Where to find: Pri Treh ribnikih restaurant next to the Three Ponds in City Park. If you plan on spending time on Pohorje, drop by at Hotel Tisa.

4. Apple strudel

Apple strudel is a dessert made of phyllo dough filled with apple filling. It stems from the Austro-Hungarian Empire—the oldest preserved recipe dates back to 1696. Apple strudel gained popularity in the 18th century when it became known outside the borders of the empire. Even though it may be considered an Austrian national dish, strudel is common in most countries of the former monarchy: Slovenia, Croatia, Bosnia and Hercegovina, Check Republic, Hungary etc. Strudel is one of the oldest Slovenian desserts.

Where to find: Gostilna Maribor. You can choose to have your strudel with or without vanilla sauce, but we highly recommend you get the sauce as well.


5. Gingerbread biscuits

Gingerbread biscuits (Slovenian: medenjaki) are biscuits made of sweet honey dough. They’re made of rye and wheat flour, honey, eggs, licitar maker’s yeast, and spices.
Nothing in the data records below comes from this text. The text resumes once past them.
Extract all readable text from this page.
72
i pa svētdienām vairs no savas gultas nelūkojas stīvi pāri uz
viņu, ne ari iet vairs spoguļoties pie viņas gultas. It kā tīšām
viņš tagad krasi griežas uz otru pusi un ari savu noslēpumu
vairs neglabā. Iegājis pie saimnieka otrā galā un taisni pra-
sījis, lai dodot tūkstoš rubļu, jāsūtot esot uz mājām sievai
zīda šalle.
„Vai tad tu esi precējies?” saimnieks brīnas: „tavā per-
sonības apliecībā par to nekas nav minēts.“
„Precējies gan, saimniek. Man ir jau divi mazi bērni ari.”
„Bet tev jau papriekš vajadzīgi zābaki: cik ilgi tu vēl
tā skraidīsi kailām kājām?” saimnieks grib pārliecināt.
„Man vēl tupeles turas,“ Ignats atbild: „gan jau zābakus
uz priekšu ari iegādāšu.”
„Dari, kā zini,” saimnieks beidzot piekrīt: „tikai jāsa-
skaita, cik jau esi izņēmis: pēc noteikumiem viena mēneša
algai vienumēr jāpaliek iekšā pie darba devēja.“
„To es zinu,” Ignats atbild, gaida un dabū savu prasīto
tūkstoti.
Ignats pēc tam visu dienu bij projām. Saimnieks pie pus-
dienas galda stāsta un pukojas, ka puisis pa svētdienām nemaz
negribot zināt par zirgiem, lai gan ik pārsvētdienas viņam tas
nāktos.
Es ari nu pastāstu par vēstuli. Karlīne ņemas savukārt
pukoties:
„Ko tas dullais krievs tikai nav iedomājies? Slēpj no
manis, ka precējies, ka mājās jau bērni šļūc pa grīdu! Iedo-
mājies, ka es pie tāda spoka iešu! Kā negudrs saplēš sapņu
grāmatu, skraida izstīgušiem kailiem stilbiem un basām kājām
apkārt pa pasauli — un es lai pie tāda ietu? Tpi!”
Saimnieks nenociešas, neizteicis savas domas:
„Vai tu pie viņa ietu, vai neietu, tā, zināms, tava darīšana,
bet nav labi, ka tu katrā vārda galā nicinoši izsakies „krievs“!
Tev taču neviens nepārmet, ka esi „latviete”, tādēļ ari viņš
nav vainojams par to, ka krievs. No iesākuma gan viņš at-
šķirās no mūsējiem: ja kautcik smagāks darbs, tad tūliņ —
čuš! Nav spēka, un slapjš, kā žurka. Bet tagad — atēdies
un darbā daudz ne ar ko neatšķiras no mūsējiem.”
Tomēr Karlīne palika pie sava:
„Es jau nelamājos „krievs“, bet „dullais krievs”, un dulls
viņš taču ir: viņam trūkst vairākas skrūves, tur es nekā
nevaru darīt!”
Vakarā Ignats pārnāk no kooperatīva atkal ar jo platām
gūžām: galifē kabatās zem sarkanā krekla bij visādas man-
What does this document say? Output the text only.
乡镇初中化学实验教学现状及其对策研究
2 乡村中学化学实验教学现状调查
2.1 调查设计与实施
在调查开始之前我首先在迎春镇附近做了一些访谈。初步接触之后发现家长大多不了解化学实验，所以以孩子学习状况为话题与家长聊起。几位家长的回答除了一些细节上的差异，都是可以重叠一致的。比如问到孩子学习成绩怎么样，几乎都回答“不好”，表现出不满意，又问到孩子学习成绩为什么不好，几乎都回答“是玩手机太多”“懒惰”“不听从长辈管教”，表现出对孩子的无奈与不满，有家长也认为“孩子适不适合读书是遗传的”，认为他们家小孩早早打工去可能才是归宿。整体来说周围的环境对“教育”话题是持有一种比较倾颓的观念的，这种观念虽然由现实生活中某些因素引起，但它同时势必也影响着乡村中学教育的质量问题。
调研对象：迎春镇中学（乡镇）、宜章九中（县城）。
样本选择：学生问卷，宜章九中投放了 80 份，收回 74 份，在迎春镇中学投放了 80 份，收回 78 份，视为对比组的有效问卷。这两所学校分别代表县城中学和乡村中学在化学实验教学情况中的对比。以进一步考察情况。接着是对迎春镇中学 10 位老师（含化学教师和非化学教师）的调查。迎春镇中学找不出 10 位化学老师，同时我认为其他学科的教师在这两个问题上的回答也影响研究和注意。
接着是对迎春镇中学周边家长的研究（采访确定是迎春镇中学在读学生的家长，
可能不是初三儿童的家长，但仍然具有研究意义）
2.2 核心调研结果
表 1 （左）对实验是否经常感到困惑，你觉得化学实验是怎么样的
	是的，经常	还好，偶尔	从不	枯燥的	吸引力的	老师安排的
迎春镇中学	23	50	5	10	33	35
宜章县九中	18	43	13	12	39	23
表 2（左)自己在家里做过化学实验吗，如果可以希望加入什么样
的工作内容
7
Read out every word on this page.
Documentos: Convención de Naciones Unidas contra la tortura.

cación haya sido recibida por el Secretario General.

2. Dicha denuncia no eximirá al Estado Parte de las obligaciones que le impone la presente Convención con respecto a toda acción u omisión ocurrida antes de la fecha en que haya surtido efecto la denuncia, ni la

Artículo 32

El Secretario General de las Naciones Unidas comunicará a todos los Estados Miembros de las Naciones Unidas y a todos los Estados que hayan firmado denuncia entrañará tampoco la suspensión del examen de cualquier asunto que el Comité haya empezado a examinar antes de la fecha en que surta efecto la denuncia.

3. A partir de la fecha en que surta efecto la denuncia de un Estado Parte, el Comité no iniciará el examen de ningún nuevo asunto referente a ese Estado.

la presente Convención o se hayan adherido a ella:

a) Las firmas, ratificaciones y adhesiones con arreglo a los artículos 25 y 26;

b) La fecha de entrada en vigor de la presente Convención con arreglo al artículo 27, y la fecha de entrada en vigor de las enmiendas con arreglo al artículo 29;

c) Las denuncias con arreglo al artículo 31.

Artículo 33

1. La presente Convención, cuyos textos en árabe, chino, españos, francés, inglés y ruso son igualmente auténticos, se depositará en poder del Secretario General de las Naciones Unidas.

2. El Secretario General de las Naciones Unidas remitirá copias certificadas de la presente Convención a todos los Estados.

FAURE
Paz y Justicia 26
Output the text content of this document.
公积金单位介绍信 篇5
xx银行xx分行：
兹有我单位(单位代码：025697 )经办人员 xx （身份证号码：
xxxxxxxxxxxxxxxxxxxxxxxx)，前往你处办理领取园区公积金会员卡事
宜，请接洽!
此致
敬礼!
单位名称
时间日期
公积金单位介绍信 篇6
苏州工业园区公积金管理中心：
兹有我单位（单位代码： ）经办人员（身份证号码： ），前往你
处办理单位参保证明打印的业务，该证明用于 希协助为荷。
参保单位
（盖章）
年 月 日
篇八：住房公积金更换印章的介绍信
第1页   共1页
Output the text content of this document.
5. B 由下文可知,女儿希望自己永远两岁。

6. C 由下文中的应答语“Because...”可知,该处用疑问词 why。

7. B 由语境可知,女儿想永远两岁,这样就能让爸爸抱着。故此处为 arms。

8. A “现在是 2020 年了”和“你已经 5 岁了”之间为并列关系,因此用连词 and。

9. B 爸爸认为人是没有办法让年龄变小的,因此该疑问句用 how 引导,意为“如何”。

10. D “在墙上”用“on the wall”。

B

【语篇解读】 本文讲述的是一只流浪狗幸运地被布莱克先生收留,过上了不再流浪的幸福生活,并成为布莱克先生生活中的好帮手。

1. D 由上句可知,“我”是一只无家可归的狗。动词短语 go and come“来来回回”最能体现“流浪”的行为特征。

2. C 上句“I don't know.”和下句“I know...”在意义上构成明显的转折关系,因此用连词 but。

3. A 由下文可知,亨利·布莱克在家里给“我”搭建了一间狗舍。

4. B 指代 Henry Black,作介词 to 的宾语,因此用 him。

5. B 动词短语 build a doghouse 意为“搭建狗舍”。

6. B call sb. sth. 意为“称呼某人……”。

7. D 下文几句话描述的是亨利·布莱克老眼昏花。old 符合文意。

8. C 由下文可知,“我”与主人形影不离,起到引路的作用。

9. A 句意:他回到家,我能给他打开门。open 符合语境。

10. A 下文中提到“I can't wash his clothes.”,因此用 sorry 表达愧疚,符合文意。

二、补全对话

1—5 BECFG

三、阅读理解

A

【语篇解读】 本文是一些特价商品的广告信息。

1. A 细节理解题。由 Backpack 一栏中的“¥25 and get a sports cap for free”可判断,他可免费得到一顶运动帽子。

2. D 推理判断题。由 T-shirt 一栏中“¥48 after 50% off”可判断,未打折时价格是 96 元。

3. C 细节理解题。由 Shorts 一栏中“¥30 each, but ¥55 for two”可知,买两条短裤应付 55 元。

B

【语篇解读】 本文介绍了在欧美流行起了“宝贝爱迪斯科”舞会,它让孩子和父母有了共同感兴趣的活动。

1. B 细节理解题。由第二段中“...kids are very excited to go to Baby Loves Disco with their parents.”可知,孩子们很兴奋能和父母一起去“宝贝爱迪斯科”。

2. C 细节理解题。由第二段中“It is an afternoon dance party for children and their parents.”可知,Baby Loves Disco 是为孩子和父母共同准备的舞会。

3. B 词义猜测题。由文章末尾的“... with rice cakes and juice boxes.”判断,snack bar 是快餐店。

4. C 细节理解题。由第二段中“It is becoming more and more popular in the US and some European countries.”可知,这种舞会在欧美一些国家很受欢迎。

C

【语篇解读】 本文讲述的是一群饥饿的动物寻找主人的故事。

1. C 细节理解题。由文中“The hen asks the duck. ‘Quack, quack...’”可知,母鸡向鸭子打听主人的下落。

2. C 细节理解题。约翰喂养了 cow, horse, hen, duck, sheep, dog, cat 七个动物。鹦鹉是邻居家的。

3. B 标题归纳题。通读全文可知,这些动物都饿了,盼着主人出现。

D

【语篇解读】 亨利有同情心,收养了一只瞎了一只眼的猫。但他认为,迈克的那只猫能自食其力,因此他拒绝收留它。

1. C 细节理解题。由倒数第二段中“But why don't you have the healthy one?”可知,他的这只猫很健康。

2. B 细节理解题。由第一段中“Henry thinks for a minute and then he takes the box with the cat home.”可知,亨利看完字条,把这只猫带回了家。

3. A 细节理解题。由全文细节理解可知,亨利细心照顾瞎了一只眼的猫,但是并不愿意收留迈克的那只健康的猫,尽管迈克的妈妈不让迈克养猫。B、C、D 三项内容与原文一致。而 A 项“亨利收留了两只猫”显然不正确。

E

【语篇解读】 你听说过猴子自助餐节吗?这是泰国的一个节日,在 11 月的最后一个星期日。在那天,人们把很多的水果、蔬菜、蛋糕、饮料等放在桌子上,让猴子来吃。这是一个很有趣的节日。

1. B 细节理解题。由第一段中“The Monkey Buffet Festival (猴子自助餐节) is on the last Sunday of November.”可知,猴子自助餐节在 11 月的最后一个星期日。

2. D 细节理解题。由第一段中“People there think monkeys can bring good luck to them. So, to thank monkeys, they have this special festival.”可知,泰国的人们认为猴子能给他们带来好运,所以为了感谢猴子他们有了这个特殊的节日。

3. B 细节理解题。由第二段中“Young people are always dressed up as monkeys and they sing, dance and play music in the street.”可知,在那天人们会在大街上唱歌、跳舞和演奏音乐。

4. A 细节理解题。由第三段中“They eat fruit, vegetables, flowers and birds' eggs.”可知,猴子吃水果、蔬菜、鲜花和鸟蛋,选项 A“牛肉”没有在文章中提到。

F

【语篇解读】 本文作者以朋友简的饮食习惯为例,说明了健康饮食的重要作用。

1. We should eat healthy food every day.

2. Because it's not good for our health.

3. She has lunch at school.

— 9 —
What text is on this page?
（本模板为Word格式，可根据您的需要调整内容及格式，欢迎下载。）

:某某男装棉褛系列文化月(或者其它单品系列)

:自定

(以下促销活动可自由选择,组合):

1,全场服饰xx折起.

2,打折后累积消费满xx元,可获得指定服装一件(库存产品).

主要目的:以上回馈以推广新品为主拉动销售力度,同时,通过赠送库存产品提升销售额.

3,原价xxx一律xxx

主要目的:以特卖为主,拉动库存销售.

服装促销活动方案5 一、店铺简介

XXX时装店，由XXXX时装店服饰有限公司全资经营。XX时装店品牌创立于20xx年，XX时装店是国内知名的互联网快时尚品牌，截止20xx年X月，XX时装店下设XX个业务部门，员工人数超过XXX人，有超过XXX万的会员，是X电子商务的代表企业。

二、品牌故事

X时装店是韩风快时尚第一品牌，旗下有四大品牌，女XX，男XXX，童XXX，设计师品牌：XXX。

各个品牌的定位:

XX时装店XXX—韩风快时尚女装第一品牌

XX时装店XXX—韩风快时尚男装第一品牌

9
Even more typical than the biscuits is licitar. Licitar is a type of sweet made of sweet honey dough that comes in various shapes. In the past, it was made with carved wooden moulds. The most popular shapes included that of babies and people in general. Today, heart-shaped licitar is by far the most common. It’s painted red and decorated with a paste that consists of gelatine and potato starch. Oftentimes the decoration includes a verse or two. In the past, small mirrors could also be found on licitar.

The process of making licitar takes several days; every layer needs time to dry properly. Licitar remains soft enough to be eaten for a few days after it’s been finished, but it’s not meant for consumption. In contrast to gingerbread biscuits, licitar doesn’t contain eggs.

Where to find: Licitar and candle maker in Glavni trg Square. Licitar also makes a great souvenir.

Licitar hearts take about five days to make. Photo: Matjaž Jambriško. Source:

6. Kremna rezina

This lovely treat comes from Bled, a charming little town nestled under the Alps. Two layers of phyllo pastry frame thick layers of vanilla cream and whipped cream. This dessert was created after the Second World War by adding whipped cream to the Hungarian cream cake. It quickly gained popularity and spread across the country.

Where to find: Illich and most other confectioneries in town.

What do you think of our selection? Did any of these make your mouth water?